Small schools work. They are working every day throughout Missouri. My children are proud graduates of Schell City. Teresa graduated from the University of Missouri-Columbia and made the Dean's list after graduating from Schell City in 1986 in a class of five, while AJ graduated from Central Bible College in Springfield. Teresa is vice president of merchandising for an import/export business in Bozeman, Mont. AJ is an associate pastor of a church in Taylor, Mich., a Detroit suburb. Schell City and Walker have many very successful graduates in all walks of life. School size, or community size, is not the most significant important factors in education. It is the quality of education, the personal interest and quality of staff and the opportunities for the individual child that must be considered.
As a parent or guardian of small children, I would ask you to consider, and many of you already have, the long rides that will be imposed upon very young children in some very early hours of the day. This appears to me to be very unnecessary and very unfair to the children. By the time they arrive at school after getting on a bus at 6:30-7 a.m., will they be able to do their best learning?
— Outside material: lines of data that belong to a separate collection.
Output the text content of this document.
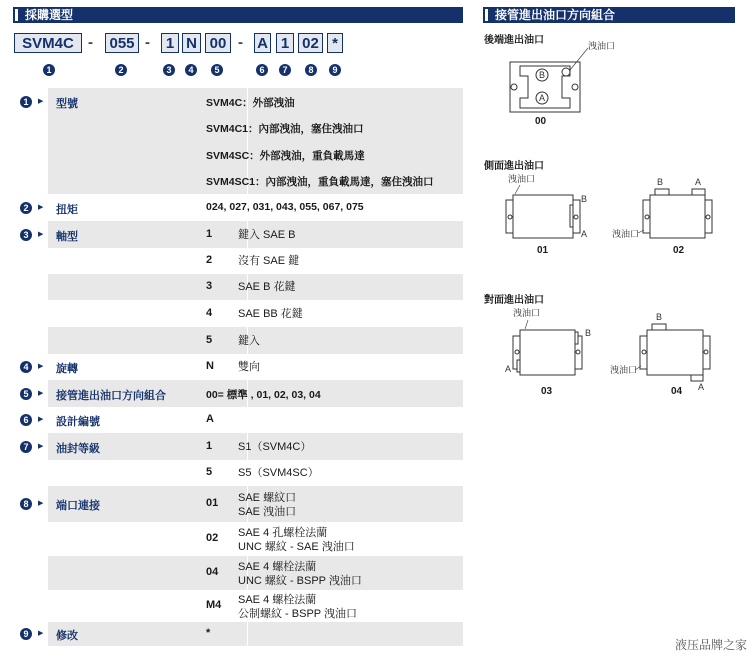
採購選型	接管進出油口方向組合
SVM4C - 055 -	1 N 00 - A 1 02 *
1	2	3	4	5	6	7	8	9
型號	SVM4C：外部洩油
1	▶
SVM4C1：內部洩油，塞住洩油口
SVM4SC：外部洩油，重負載馬達
SVM4SC1：內部洩油，重負載馬達，塞住洩油口
扭矩	024, 027, 031, 043, 055, 067, 075
2	▶
軸型	1 鍵入 SAE B
3	▶
2 沒有 SAE 鍵
3 SAE B 花鍵
4 SAE BB 花鍵
5 鍵入
旋轉	N 雙向
4	▶
接管進出油口方向組合	00= 標準 , 01, 02, 03, 04
5	▶
設計編號	A
6	▶
油封等級	1 S1（SVM4C）
7	▶
5 S5（SVM4SC）
端口連接	01 SAE 螺紋口
SAE 洩油口
8	▶
02 SAE 4 孔螺栓法蘭
UNC 螺紋 - SAE 洩油口
04 SAE 4 螺栓法蘭
UNC 螺紋 - BSPP 洩油口
M4 SAE 4 螺栓法蘭
公制螺紋 - BSPP 洩油口
修改	*
9	▶
後端進出油口
側面進出油口
對面進出油口
B
A
洩油口
洩油口
B
A
B	A
洩油口
洩油口
B
A
B
A
洩油口
00
01	02
03	04
液压品牌之家
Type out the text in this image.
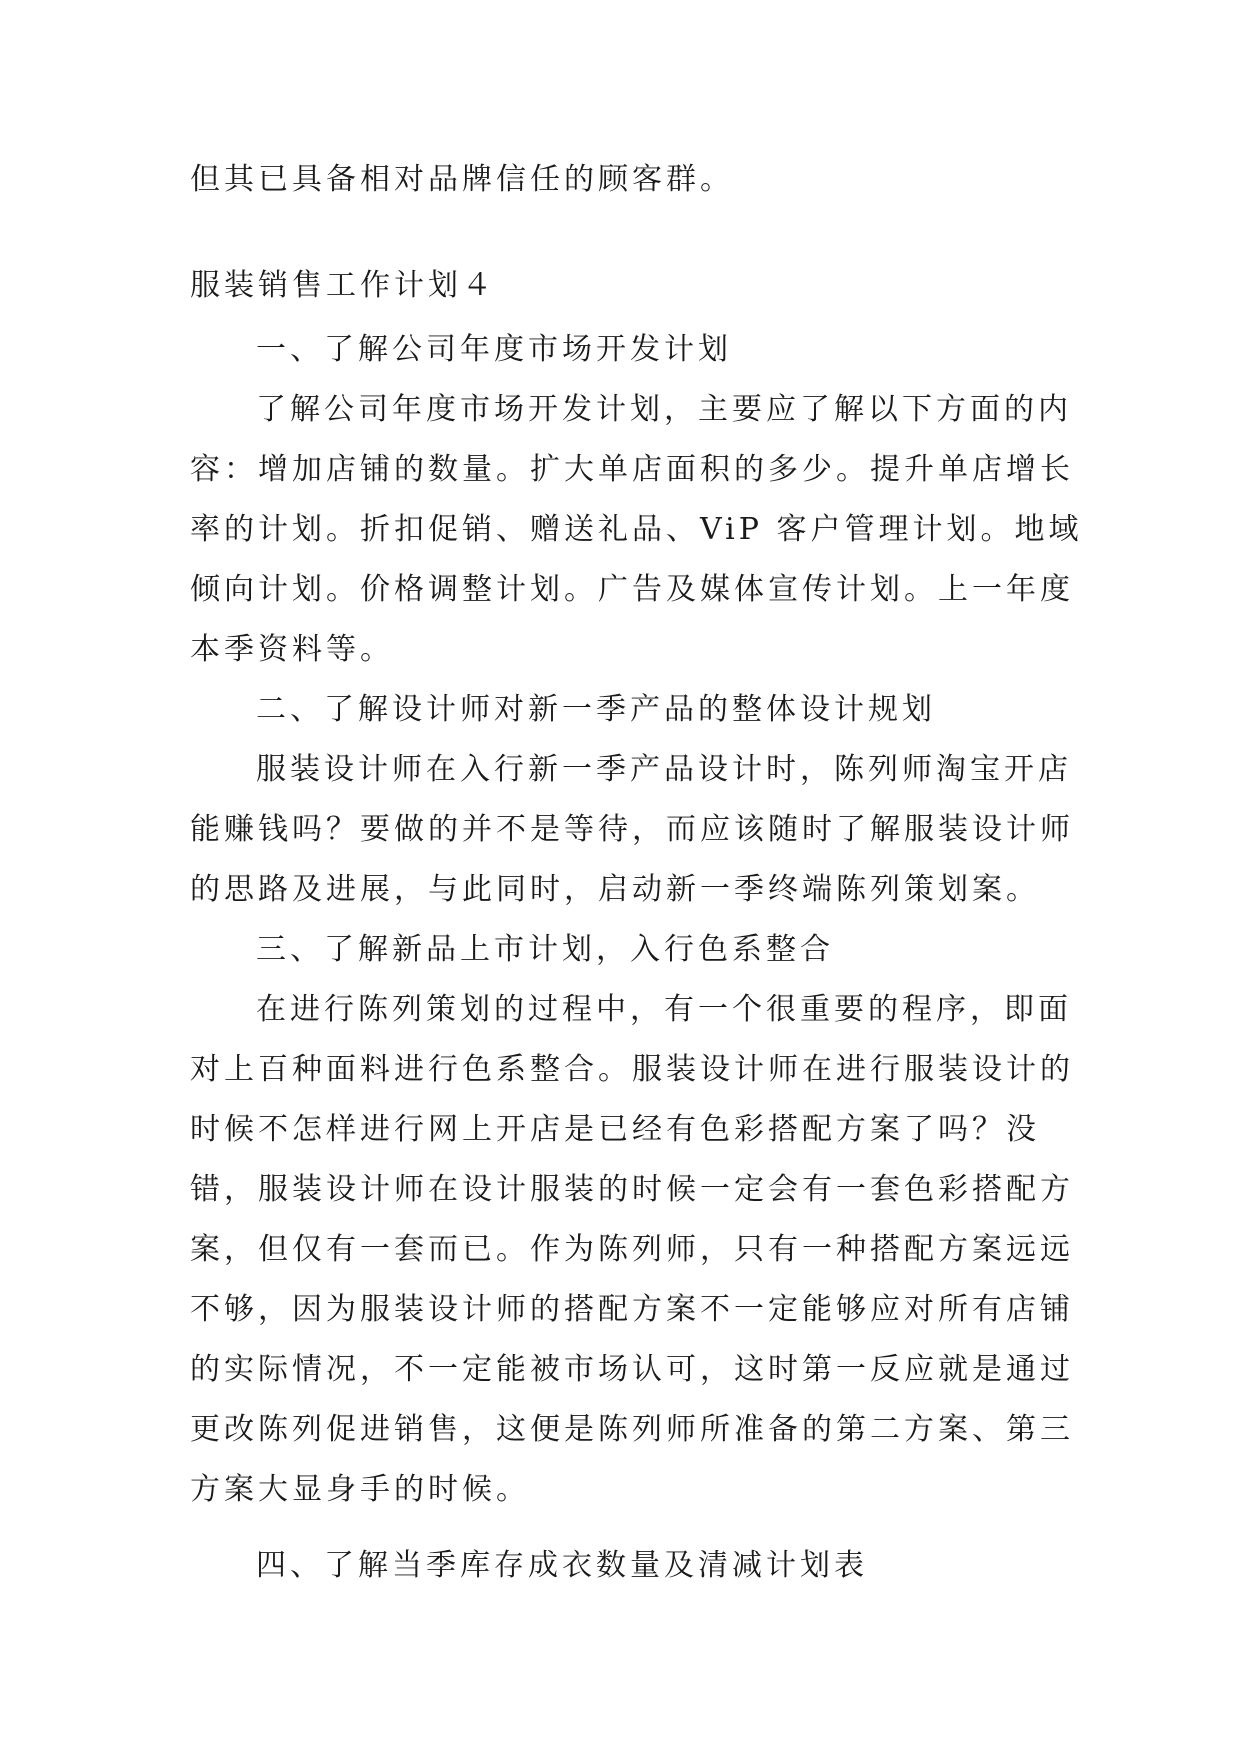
但其已具备相对品牌信任的顾客群。

服装销售工作计划４

一、了解公司年度市场开发计划

了解公司年度市场开发计划，主要应了解以下方面的内

容：增加店铺的数量。扩大单店面积的多少。提升单店增长

率的计划。折扣促销、赠送礼品、ViP 客户管理计划。地域

倾向计划。价格调整计划。广告及媒体宣传计划。上一年度

本季资料等。

二、了解设计师对新一季产品的整体设计规划

服装设计师在入行新一季产品设计时，陈列师淘宝开店

能赚钱吗？要做的并不是等待，而应该随时了解服装设计师

的思路及进展，与此同时，启动新一季终端陈列策划案。

三、了解新品上市计划，入行色系整合

在进行陈列策划的过程中，有一个很重要的程序，即面

对上百种面料进行色系整合。服装设计师在进行服装设计的

时候不怎样进行网上开店是已经有色彩搭配方案了吗？没

错，服装设计师在设计服装的时候一定会有一套色彩搭配方

案，但仅有一套而已。作为陈列师，只有一种搭配方案远远

不够，因为服装设计师的搭配方案不一定能够应对所有店铺

的实际情况，不一定能被市场认可，这时第一反应就是通过

更改陈列促进销售，这便是陈列师所准备的第二方案、第三

方案大显身手的时候。

四、了解当季库存成衣数量及清减计划表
Northeast Vernon County, your most important investment in life is the children with whom you have been entrusted. Their lives, their future, their well-being must be your utmost concern and dedication. I will trust you, the voters of the Northeast Vernon District, to do what is right for your children. I will trust you, the voters, to do what is in the best interest of the children of the district. I will trust you, the voters, to lay aside personal prejudices, personal grudges and personal wills, and do what is in the educational interests of the children in these small communities.
What you do in the polling booth on Nov. 2, will have a life-long impact on the children of the R-1 District.